Complete combustion of \(1 \mathrm{~mol}\) of acetone \(\left(\mathrm{C}_{3} \mathrm{H}_{6} \mathrm{O}\right)\) liberates $$ \begin{array}{l} 1790 \mathrm{~kJ}: \\ \mathrm{C}_{3} \mathrm{H}_{6} \mathrm{O}(l)+4 \mathrm{O}_{2}(g) \longrightarrow 3 \mathrm{CO}_{2}(g)+3 \mathrm{H}_{2} \mathrm{O}(l) \\ \Delta H^{\circ}=-1790 \mathrm{~kJ} \end{array} $$ Using this information together with data from Appendix C, calculate the enthalpy of formation of acetone.

We are given the following information: 1. The combustion reaction of 1 mol of acetone (C3H6O): \( \mathrm{C}_{3} \mathrm{H}_{6} \mathrm{O}(l)+4 \mathrm{O}_{2}(g) \longrightarrow 3 \mathrm{CO}_{2}(g)+3 \mathrm{H}_{2} \mathrm{O}(l) \) 2. The enthalpy change of this reaction: \( \Delta H^{\circ} = -1790 \, \mathrm{kJ} \) Step 2: Recall the definition of enthalpy of formation

Enthalpy of formation (\( \Delta H_f \)) is the change in enthalpy when 1 mol of a substance is formed from its elements in their standard states. Step 3: Write down the equation relating enthalpy of combustion and enthalpy of formation

The equation that relates enthalpy of combustion (\( \Delta H_c \)) and enthalpy of formation of reactants and products is: \[ \Delta H_c = \sum n_p \Delta H_{f,p} - \sum n_r \Delta H_{f,r} \] Where: - \( \Delta H_{c} \) is the enthalpy of combustion, - \( \Delta H_{f,p} \) is the enthalpy of formation of products, - \( \Delta H_{f,r} \) is the enthalpy of formation of reactants, - \( n_p \) is the moles of each product, - \( n_r \) is the moles of each reactant.

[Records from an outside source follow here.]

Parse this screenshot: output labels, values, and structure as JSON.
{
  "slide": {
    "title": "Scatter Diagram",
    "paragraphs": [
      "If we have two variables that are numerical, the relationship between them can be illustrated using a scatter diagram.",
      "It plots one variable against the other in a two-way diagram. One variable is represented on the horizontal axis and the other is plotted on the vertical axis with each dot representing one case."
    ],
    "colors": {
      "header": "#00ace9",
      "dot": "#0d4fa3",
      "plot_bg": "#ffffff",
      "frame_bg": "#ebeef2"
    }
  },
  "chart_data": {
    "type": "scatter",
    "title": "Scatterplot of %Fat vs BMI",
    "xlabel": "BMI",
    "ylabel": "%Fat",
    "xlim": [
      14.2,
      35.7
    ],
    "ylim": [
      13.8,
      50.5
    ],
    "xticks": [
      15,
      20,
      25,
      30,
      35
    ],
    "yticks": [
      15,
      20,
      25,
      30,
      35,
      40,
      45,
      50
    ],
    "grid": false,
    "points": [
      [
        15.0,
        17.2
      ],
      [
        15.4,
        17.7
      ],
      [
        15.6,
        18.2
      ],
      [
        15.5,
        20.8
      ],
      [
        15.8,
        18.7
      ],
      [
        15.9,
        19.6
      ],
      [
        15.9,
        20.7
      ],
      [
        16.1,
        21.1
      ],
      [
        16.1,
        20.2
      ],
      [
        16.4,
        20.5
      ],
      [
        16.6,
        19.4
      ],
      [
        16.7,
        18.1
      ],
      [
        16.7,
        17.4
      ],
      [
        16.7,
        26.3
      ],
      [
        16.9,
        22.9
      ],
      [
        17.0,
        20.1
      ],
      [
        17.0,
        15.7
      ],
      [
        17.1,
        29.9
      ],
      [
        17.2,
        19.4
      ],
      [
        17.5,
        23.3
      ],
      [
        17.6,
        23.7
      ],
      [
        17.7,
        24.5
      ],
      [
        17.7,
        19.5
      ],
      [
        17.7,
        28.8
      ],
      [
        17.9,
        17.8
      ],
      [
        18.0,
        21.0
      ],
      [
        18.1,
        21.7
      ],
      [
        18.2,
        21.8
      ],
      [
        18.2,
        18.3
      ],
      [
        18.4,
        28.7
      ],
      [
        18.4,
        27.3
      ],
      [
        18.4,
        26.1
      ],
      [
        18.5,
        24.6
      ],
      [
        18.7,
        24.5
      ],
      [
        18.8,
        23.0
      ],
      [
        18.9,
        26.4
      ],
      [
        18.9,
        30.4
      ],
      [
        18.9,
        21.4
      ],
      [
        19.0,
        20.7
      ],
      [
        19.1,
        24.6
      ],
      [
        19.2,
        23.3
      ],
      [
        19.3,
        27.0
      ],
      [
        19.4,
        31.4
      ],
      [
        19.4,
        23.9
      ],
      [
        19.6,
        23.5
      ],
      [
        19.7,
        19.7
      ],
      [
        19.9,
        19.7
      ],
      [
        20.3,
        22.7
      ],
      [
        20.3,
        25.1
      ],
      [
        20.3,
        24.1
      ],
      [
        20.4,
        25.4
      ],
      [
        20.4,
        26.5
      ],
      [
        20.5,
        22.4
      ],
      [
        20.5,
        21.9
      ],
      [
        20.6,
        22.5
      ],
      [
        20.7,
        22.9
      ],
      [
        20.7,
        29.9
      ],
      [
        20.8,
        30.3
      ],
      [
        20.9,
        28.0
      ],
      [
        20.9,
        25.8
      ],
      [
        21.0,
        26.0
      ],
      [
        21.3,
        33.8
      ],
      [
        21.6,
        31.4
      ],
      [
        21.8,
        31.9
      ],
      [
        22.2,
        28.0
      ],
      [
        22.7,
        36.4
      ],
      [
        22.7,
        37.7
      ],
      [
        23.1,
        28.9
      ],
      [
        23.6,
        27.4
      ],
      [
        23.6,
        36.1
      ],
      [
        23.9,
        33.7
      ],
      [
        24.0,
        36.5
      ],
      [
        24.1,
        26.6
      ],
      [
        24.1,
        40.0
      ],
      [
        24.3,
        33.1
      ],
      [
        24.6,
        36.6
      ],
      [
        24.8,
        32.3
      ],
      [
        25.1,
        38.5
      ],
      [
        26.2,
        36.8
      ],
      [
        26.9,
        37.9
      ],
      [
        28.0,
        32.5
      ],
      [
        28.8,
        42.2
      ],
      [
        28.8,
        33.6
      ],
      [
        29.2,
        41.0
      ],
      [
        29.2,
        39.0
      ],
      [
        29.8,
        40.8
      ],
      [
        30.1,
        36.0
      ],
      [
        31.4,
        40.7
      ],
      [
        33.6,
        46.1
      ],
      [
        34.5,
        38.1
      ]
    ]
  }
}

Step 4: Compute the enthalpy of combustion using given data

Using the given data from Appendix C, lookup the enthalpy of formation values for CO2 and H2O. We obtain the following values: - \( \Delta H_{f, \mathrm{CO}_{2}} = -393.5\, \mathrm{kJ}\, \mathrm{mol}^{-1} \) - \( \Delta H_{f, \mathrm{H}_{2} \mathrm{O}} = -285.8\, \mathrm{kJ}\, \mathrm{mol}^{-1} \) Now, substitute the above values and the given enthalpy change into Equation 1: \[ -1790 = \left[ 3 \times \left( -393.5 \right) + 3 \times \left( -285.8 \right) \right] - \left[ \Delta H_{f, \mathrm{C}_{3} \mathrm{H}_{6} \mathrm{O}} + 4 \times \left( 0 \right) \right] \] Since the enthalpy of formation of O2 in its standard state (O2 gas) is zero, we can simplify the equation as: \[ -1790 = \left[ -1180.5 - 857.4 \right] - \Delta H_{f, \mathrm{C}_{3} \mathrm{H}_{6} \mathrm{O}} \] Step 5: Solve for the enthalpy of formation of acetone

Rearrange the equation in Step 4 to find \( \Delta H_{f, \mathrm{C}_{3} \mathrm{H}_{6} \mathrm{O}} \): \[ \Delta H_{f, \mathrm{C}_{3} \mathrm{H}_{6} \mathrm{O}} = -1180.5 - 857.4 - \left(-1790\right) \] Now, calculate the final value: \[ \Delta H_{f, \mathrm{C}_{3} \mathrm{H}_{6} \mathrm{O}} = -2037.9 + 1790 = -247.9\, \mathrm{kJ\, mol^{-1}} \] The enthalpy of formation of acetone, \( \Delta H_{f, \mathrm{C}_{3} \mathrm{H}_{6} \mathrm{O}} \), is approximately \( -247.9\, \mathrm{kJ\, mol^{-1}} \).